Un évènement pompeux rendu à la gloire du Tribunal Colonial de Saint-Pierre qui s’inscrit parfaitement dans l’effacement des mémoires et la théorie de l’oubli …
Le 19 mai 2023, sera une date historique à la Martinique, qui atteint là, par le biais des avocats à la tête desquels on retrouve le roi du Bénin (roi ou prince on ne sait plus), qui se dit « fils spirituel » du très valeureux Garcin Malsa, le bâtonnier Georges Emmanuel Germany.
A l’initiative du bâtonnier, sera posée une plaque sur l’ancien site du Tribunal de Saint-Pierre d’avant la catastrophe. Si l’intention est bonne, on aurait pu s’arrêter là. Mais il s’avère que l’orgueil démesuré de l’homme prend le dessus.
En grande pompe, les avocats de Martinique, accompagnés de juges de la Cour d’Appel et du tribunal de Grande Instance, se déplaceront jusqu’à Saint-Pierre pour cet évènement, qui aurait pu, sinon aurait dû, se faire en toute discrétion.
Pourquoi ? parce que c’est ce même tribunal, raciste et esclavagiste, qui a contribué à spolier, voler les libres de couleur et les affranchis de leurs terres avec la complicité des magistrats, curateurs et colons, tous liés ensemble, lorsqu’au décès des malheureux propriétaires, on ne leur reconnaissait aucune famille, puisque l’esclave en tant qu’être humain n’existait pas.

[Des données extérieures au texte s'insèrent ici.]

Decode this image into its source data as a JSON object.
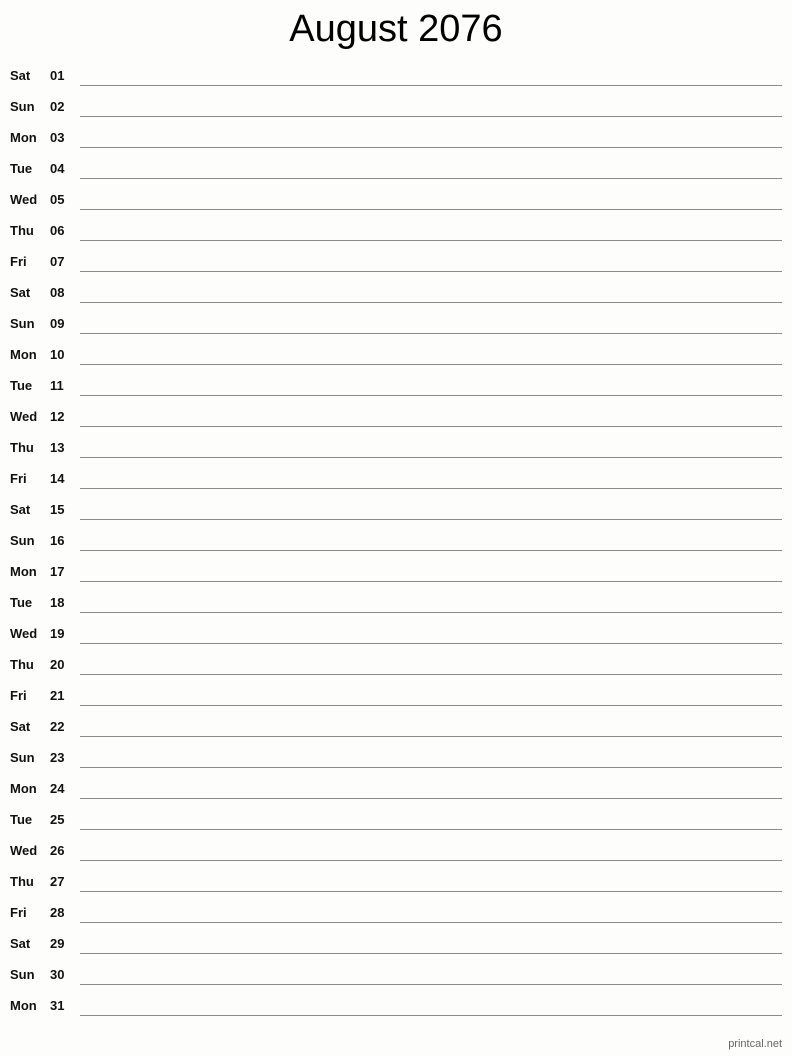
{
  "title": "August 2076",
  "days": [
    {
      "dow": "Sat",
      "day": "01"
    },
    {
      "dow": "Sun",
      "day": "02"
    },
    {
      "dow": "Mon",
      "day": "03"
    },
    {
      "dow": "Tue",
      "day": "04"
    },
    {
      "dow": "Wed",
      "day": "05"
    },
    {
      "dow": "Thu",
      "day": "06"
    },
    {
      "dow": "Fri",
      "day": "07"
    },
    {
      "dow": "Sat",
      "day": "08"
    },
    {
      "dow": "Sun",
      "day": "09"
    },
    {
      "dow": "Mon",
      "day": "10"
    },
    {
      "dow": "Tue",
      "day": "11"
    },
    {
      "dow": "Wed",
      "day": "12"
    },
    {
      "dow": "Thu",
      "day": "13"
    },
    {
      "dow": "Fri",
      "day": "14"
    },
    {
      "dow": "Sat",
      "day": "15"
    },
    {
      "dow": "Sun",
      "day": "16"
    },
    {
      "dow": "Mon",
      "day": "17"
    },
    {
      "dow": "Tue",
      "day": "18"
    },
    {
      "dow": "Wed",
      "day": "19"
    },
    {
      "dow": "Thu",
      "day": "20"
    },
    {
      "dow": "Fri",
      "day": "21"
    },
    {
      "dow": "Sat",
      "day": "22"
    },
    {
      "dow": "Sun",
      "day": "23"
    },
    {
      "dow": "Mon",
      "day": "24"
    },
    {
      "dow": "Tue",
      "day": "25"
    },
    {
      "dow": "Wed",
      "day": "26"
    },
    {
      "dow": "Thu",
      "day": "27"
    },
    {
      "dow": "Fri",
      "day": "28"
    },
    {
      "dow": "Sat",
      "day": "29"
    },
    {
      "dow": "Sun",
      "day": "30"
    },
    {
      "dow": "Mon",
      "day": "31"
    }
  ],
  "footer": "printcal.net"
}
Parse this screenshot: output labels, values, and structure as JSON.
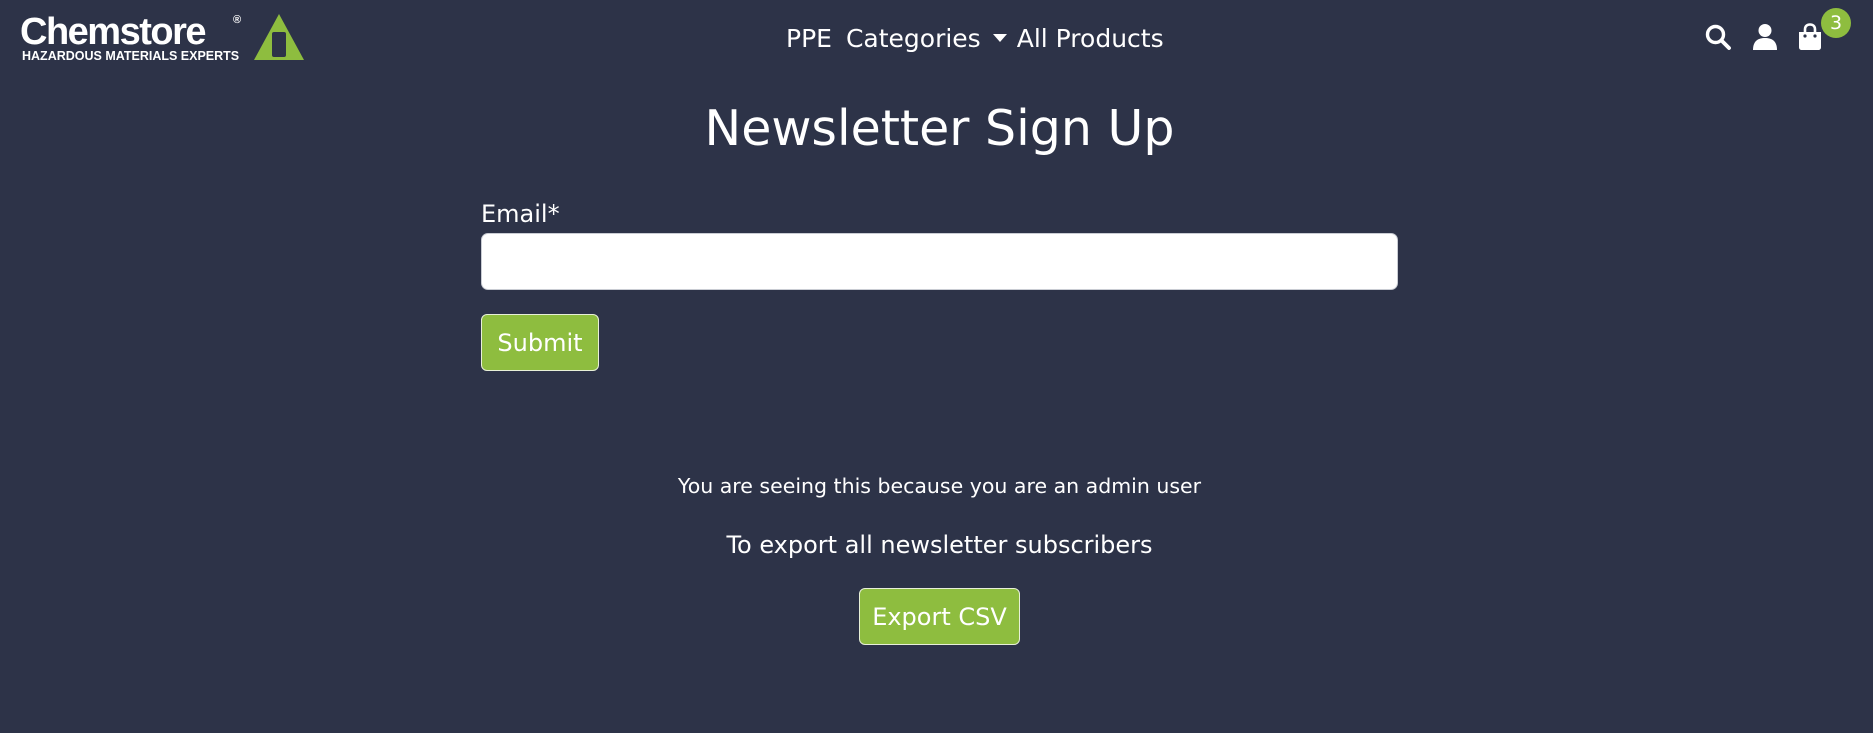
{
  "brand": {
    "name": "Chemstore",
    "registered": "®",
    "tagline": "HAZARDOUS MATERIALS EXPERTS",
    "accent_color": "#8ebd3f",
    "background_color": "#2d3348"
  },
  "nav": {
    "items": [
      {
        "label": "PPE"
      },
      {
        "label": "Categories",
        "dropdown": true
      },
      {
        "label": "All Products"
      }
    ]
  },
  "header_icons": {
    "search": "search-icon",
    "account": "user-icon",
    "cart": "shopping-bag-icon",
    "cart_count": "3"
  },
  "form": {
    "title": "Newsletter Sign Up",
    "email_label": "Email*",
    "email_value": "",
    "submit_label": "Submit"
  },
  "admin": {
    "notice": "You are seeing this because you are an admin user",
    "export_text": "To export all newsletter subscribers",
    "export_button": "Export CSV"
  }
}
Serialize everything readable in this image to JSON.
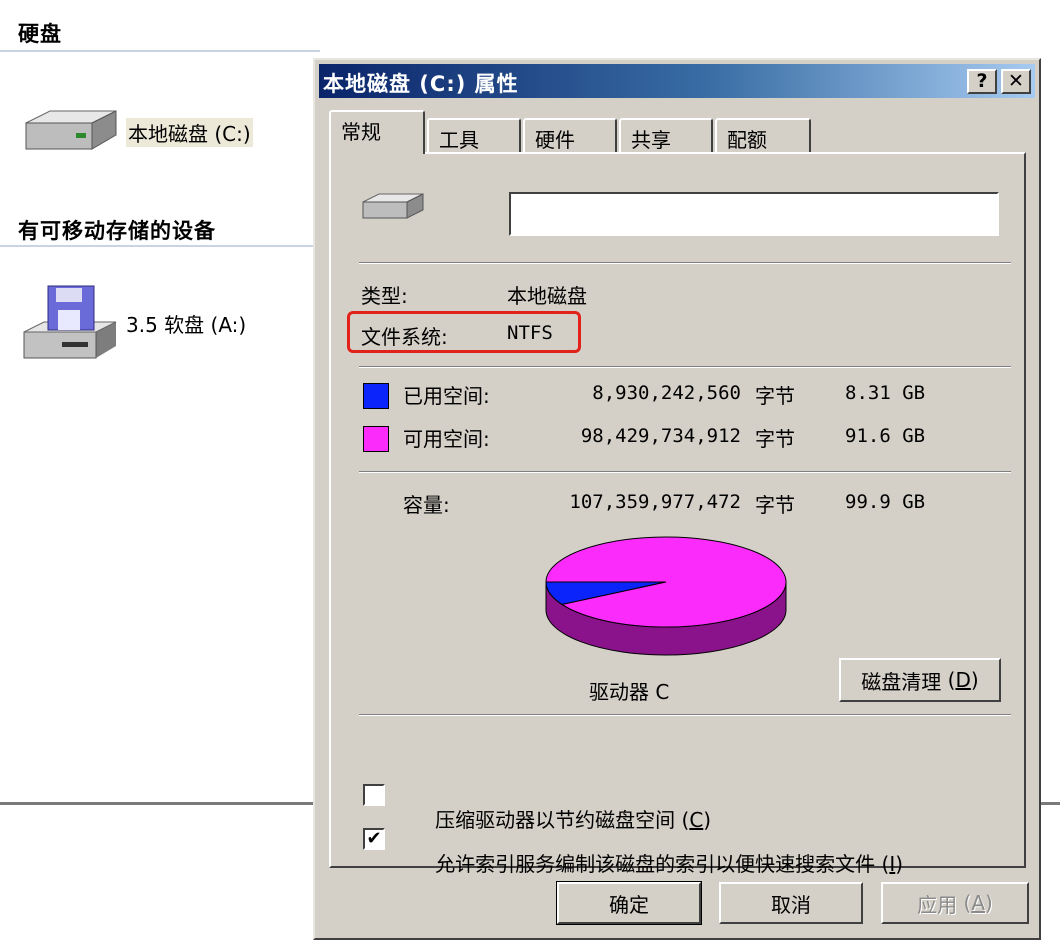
{
  "explorer": {
    "hard_disk_header": "硬盘",
    "local_disk_label": "本地磁盘 (C:)",
    "removable_header": "有可移动存储的设备",
    "floppy_label": "3.5 软盘 (A:)"
  },
  "dialog": {
    "title": "本地磁盘 (C:) 属性",
    "help_button": "?",
    "close_button": "✕",
    "tabs": [
      {
        "label": "常规",
        "active": true
      },
      {
        "label": "工具"
      },
      {
        "label": "硬件"
      },
      {
        "label": "共享"
      },
      {
        "label": "配额"
      }
    ],
    "volume_name_value": "",
    "type_label": "类型:",
    "type_value": "本地磁盘",
    "fs_label": "文件系统:",
    "fs_value": "NTFS",
    "used": {
      "label": "已用空间:",
      "bytes": "8,930,242,560",
      "unit": "字节",
      "size": "8.31 GB",
      "color": "#0b24fb"
    },
    "free": {
      "label": "可用空间:",
      "bytes": "98,429,734,912",
      "unit": "字节",
      "size": "91.6 GB",
      "color": "#fb2bfb"
    },
    "capacity": {
      "label": "容量:",
      "bytes": "107,359,977,472",
      "unit": "字节",
      "size": "99.9 GB"
    },
    "drive_label": "驱动器 C",
    "cleanup_button": "磁盘清理",
    "cleanup_key": "D",
    "compress_label": "压缩驱动器以节约磁盘空间",
    "compress_key": "C",
    "compress_checked": false,
    "index_label": "允许索引服务编制该磁盘的索引以便快速搜索文件",
    "index_key": "I",
    "index_checked": true,
    "ok_button": "确定",
    "cancel_button": "取消",
    "apply_button": "应用",
    "apply_key": "A"
  },
  "chart_data": {
    "type": "pie",
    "title": "",
    "categories": [
      "已用空间",
      "可用空间"
    ],
    "values": [
      8930242560,
      98429734912
    ],
    "colors": [
      "#0b24fb",
      "#fb2bfb"
    ]
  },
  "icons": [
    "hard-drive-icon",
    "floppy-drive-icon",
    "drive-small-icon",
    "checkbox-check-icon"
  ]
}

C’est d’ailleurs ce qu’a noté Françoise Thésée, dans son livre « le général Donzelot à la Martinique » : »le procureur du tribunal de Saint-Pierre couvrait toutes les déprédations de Sorin (Béké de Saint-Martin nommé curateur aux successions vacantes à Saint-Pierre). »
Et pour mettre un peu d’ordre dans ce système judiciaire corrompu, le commissaire de justice Delamardelle est envoyé en Martinique le 22 mars 1820 et il constate « les abus les plus révoltants », concernant les successions vacantes notamment, appartenant toutes à des affranchis.
Plus tard, ayant constaté la complicité qui liait magistrats blancs et colons békés, Delamardelle choisit alors de monter une commission composée « d’hommes de couleur », mais renonça sous une trop forte pression.
C’est aussi ce même tribunal de Saint-Pierre auquel fièrement le bâtonnier Georges Emmanuel Germany veut rendre pompeusement hommage qui condamna les insurgés de 1822, en demandant que soient présents tous les esclavagisés des environs, Carbet, Saint-Pierre, Prêcheur afin qu’ils suivent cette condamnation abjecte. L’exécution eut lieu le 19 novembre 1822, de 8h30 à 11H à Saint-Pierre.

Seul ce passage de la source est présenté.